Press Release

DBRS Confirms Arrow Lakes Power Corporation Series A Bonds at A (high) Stable; Assigns Provisional Rating for Planned Series B Bonds at A (high)

Project Finance
March 21, 2011

DBRS has today confirmed the rating on the Series A Bonds (or the Existing Bonds) of Arrow Lakes Power Corporation (ALPC or the Company) at A (high) with a Stable trend and has assigned a provisional rating for the planned new longer-term debt issuance (the Series B Bonds) at A (high) with a Stable trend. ALPC intends to fully pre-pay $46 million in Existing Bonds with the planned Series B Bonds – a $350 million, 30-year, fully-amortizing private placement. ALPC benefits from contracted prices under the 1998 Electricity Purchase Agreement (1998 EPA) with British Columbia Hydro & Power Authority (BC Hydro, rated AA (high) with a Stable trend) of $46/MWh in 2011 increasing by 3% per annum (p.a.) through 2015. The Company has entered into a higher-paying successor EPA (the 2010 EPA) commencing January 1, 2016, at improved contract prices (starting at $84/MWh in 2016 adjusted by half the change in CPI from January 1, 2010, and adjusted annually at half the annual change in CPI thereafter). Net proceeds after the Existing Bonds are pre-paid and the new reserves (a liquidity reserve and a debt service reserve totalling approximately $34 million) have been funded, will be distributed to the ALPC shareholders (approximately $265 million) and used to finance the construction of the nearby Waneta hydro project. The Province has authorized ALPC to issue the Series B Bonds.

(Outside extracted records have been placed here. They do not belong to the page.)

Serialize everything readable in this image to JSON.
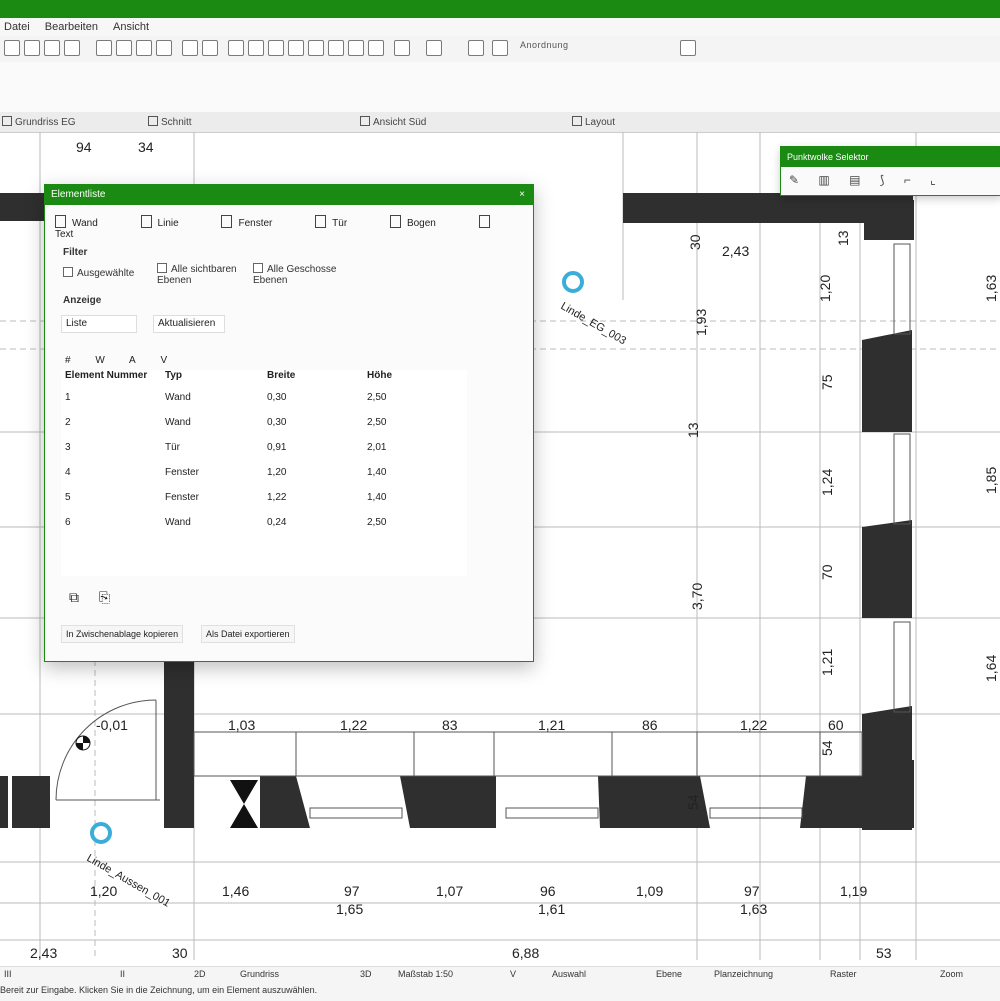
{
  "menu": {
    "items": [
      "Datei",
      "Bearbeiten",
      "Ansicht"
    ]
  },
  "toolbar": {
    "view_label": "Anordnung"
  },
  "tabs": [
    {
      "label": "Grundriss EG"
    },
    {
      "label": "Schnitt"
    },
    {
      "label": "Ansicht Süd"
    },
    {
      "label": "Layout"
    }
  ],
  "drawing": {
    "dims_top": [
      "94",
      "34",
      "30",
      "2,43",
      "13"
    ],
    "dims_right_inner": [
      "1,20",
      "75",
      "1,24",
      "70",
      "1,21",
      "60",
      "54"
    ],
    "dims_right_outer": [
      "1,63",
      "1,85",
      "1,64"
    ],
    "dims_vertical_mid": [
      "1,93",
      "13",
      "3,70"
    ],
    "dims_row1": [
      "1,03",
      "1,22",
      "83",
      "1,21",
      "86",
      "1,22"
    ],
    "dims_row2": [
      "1,20",
      "1,46",
      "97",
      "1,07",
      "96",
      "1,09",
      "97",
      "1,19"
    ],
    "dims_row2b": [
      "1,65",
      "1,61",
      "1,63"
    ],
    "dims_row3": [
      "2,43",
      "30",
      "6,88",
      "53"
    ],
    "level": "-0,01",
    "marker1": "Linde_EG_003",
    "marker2": "Linde_Aussen_001",
    "dim_54": "54"
  },
  "dialog": {
    "title": "Elementliste",
    "close_icon": "×",
    "tools": [
      "Wand",
      "Linie",
      "Fenster",
      "Tür",
      "Bogen",
      "Text"
    ],
    "section_filter": "Filter",
    "chk1": "Ausgewählte",
    "chk2": "Alle sichtbaren Ebenen",
    "chk3": "Alle Geschosse Ebenen",
    "section_display": "Anzeige",
    "field1": "Liste",
    "field2": "Aktualisieren",
    "col_icons": [
      "#",
      "W",
      "A",
      "V"
    ],
    "headers": [
      "Element Nummer",
      "Typ",
      "Breite",
      "Höhe"
    ],
    "rows": [
      [
        "1",
        "Wand",
        "0,30",
        "2,50"
      ],
      [
        "2",
        "Wand",
        "0,30",
        "2,50"
      ],
      [
        "3",
        "Tür",
        "0,91",
        "2,01"
      ],
      [
        "4",
        "Fenster",
        "1,20",
        "1,40"
      ],
      [
        "5",
        "Fenster",
        "1,22",
        "1,40"
      ],
      [
        "6",
        "Wand",
        "0,24",
        "2,50"
      ]
    ],
    "btn1": "In Zwischenablage kopieren",
    "btn2": "Als Datei exportieren"
  },
  "palette": {
    "title": "Punktwolke Selektor"
  },
  "status": {
    "row1": [
      "III",
      "II",
      "2D",
      "Grundriss",
      "3D",
      "Maßstab 1:50",
      "V",
      "Auswahl",
      "Ebene",
      "Planzeichnung",
      "Raster",
      "Zoom"
    ],
    "row2": "Bereit zur Eingabe. Klicken Sie in die Zeichnung, um ein Element auszuwählen."
  },
  "colors": {
    "accent": "#1a8a12",
    "wall": "#2f2f2f"
  }
}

The Series B Bonds and distribution of net proceeds significantly increases ALPC leverage. The rating continues to be supported by the AA (high) counterparty risk of BC Hydro, and the EPA contractual transfer of hydrology and market risk to BC Hydro. Higher leverage reduces base case debt service coverage ratio (DSCR) to a minimum of 1.18x during the remaining life of the 1998 EPA, when the Series B Bonds are interest-only. During that same period, two reserves are added – a liquidity reserve raising base case DSCR to 1.5x in each year and a funded debt service reserve raising the base case DSCR from 1.5x to 2.0x.

Under the 2010 EPA, the base case DSCR is generally above 2.0x for the remaining 25-year life (except for a couple of higher maintenance capex years).

The rating is constrained by the single-asset nature of ALPC, its operating risk and increased leverage due to the Series B Bonds. An unplanned, prolonged outage is the primary credit risk. However, DBRS notes that the Company was able to cope with the outage related to repair of an approach channel from 2004 to 2006 and generated adequate cash flow for debt service, including principal repayments. Insurance payments covered about 80% of the costs associated with both lost revenues and the expenses of repair and replacement, the difference representing about $10 million in asset improvements. Under both EPAs, the outage risk is managed by reserves, proven insurance protection and by the financial capability and liquidity of its provincially-owned shareholders and their continued interest in the policy and financial returns of the project.

Note:
All figures are in Canadian dollars unless otherwise noted.

The applicable methodology is Rating Project Finance, which can be found on our website under Methodologies.